Can anyone give me any feedback on the company Medgen based in Cyprus, they have been in touch with me and seem very nice and helpful, however if anyone could give me further information i'd be most grateful. 

Many thanks


----------



## tony097 (Sep 18, 2008)

bailey44 said:


> Hiya,
> 
> Can anyone give me any feedback on the company Medgen based in Cyprus, they have been in touch with me and seem very nice and helpful, however if anyone could give me further information i'd be most grateful.
> 
> Many thanks


dont.very nice and helpful but when come to pay your rent there are not.
phone me if u want more info-(SNIP)
Anton


----------



## bailey44 (Jul 18, 2008)

tony097 said:


> dont.very nice and helpful but when come to pay your rent there are not.
> phone me if u want more info-
> Anton


Hiya, 

We have used them to give us a tour of the areas we want to live and they reckon they have a few houses on their books to rent out, must admit they have been great and very helpful with us so far, but if you have had problems with them i'd like to hear. You can PM me if needs be. 

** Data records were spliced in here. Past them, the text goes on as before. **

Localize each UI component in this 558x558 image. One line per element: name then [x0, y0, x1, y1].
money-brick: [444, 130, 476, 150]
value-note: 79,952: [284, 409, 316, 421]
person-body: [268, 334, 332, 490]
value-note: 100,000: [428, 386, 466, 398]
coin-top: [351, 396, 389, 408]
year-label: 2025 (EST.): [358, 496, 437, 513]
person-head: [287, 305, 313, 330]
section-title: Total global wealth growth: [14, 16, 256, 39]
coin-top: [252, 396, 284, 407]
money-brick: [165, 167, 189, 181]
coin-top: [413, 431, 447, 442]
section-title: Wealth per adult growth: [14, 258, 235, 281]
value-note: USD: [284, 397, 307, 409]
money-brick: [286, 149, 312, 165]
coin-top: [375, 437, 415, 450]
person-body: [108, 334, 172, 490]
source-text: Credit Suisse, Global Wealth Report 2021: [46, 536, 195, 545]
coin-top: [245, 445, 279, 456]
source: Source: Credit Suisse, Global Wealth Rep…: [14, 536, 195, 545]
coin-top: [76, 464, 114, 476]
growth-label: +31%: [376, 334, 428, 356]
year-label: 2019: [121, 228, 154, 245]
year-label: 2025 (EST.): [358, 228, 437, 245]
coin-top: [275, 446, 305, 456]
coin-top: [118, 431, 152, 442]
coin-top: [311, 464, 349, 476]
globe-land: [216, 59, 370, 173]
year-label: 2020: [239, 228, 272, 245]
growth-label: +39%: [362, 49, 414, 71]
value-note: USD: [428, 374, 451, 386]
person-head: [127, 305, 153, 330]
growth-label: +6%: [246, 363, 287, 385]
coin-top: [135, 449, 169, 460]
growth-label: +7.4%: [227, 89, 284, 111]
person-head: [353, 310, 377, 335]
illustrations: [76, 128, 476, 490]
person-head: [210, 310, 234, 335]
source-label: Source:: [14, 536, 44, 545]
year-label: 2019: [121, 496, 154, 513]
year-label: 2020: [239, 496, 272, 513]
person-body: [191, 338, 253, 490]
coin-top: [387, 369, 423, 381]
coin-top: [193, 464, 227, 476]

I look forward to your response
Bev


----------



## happymax28 (Nov 12, 2008)

tony097 said:


> dont.very nice and helpful but when come to pay your rent there are not.
> phone me if u want more info-(SNIP)
> Anton


Hi Tony,

I have actually just signed up with them to advertise my property for rentals and I just got worries when I read your message.

Can you please let me know what you meant by not paying rent?

i'D BE VERY GRATEFUL


Thanks

Max


----------



## bailey44 (Jul 18, 2008)

happymax28 said:


> Hi Tony,
> 
> I have actually just signed up with them to advertise my property for rentals and I just got worries when I read your message.
> 
> ...


Max, 

I haven't heard anything bad about them apart from what Tony says, just by interest where is your property located as we are on Medgens books waiting for a rental in the paphos area. 
Thanks
Bev


----------



## BabsM (May 24, 2008)

I am closing this thread as the discussion is getting too specific. Sorry. 

Please take it offline if you wish to continue.
BabsM


----------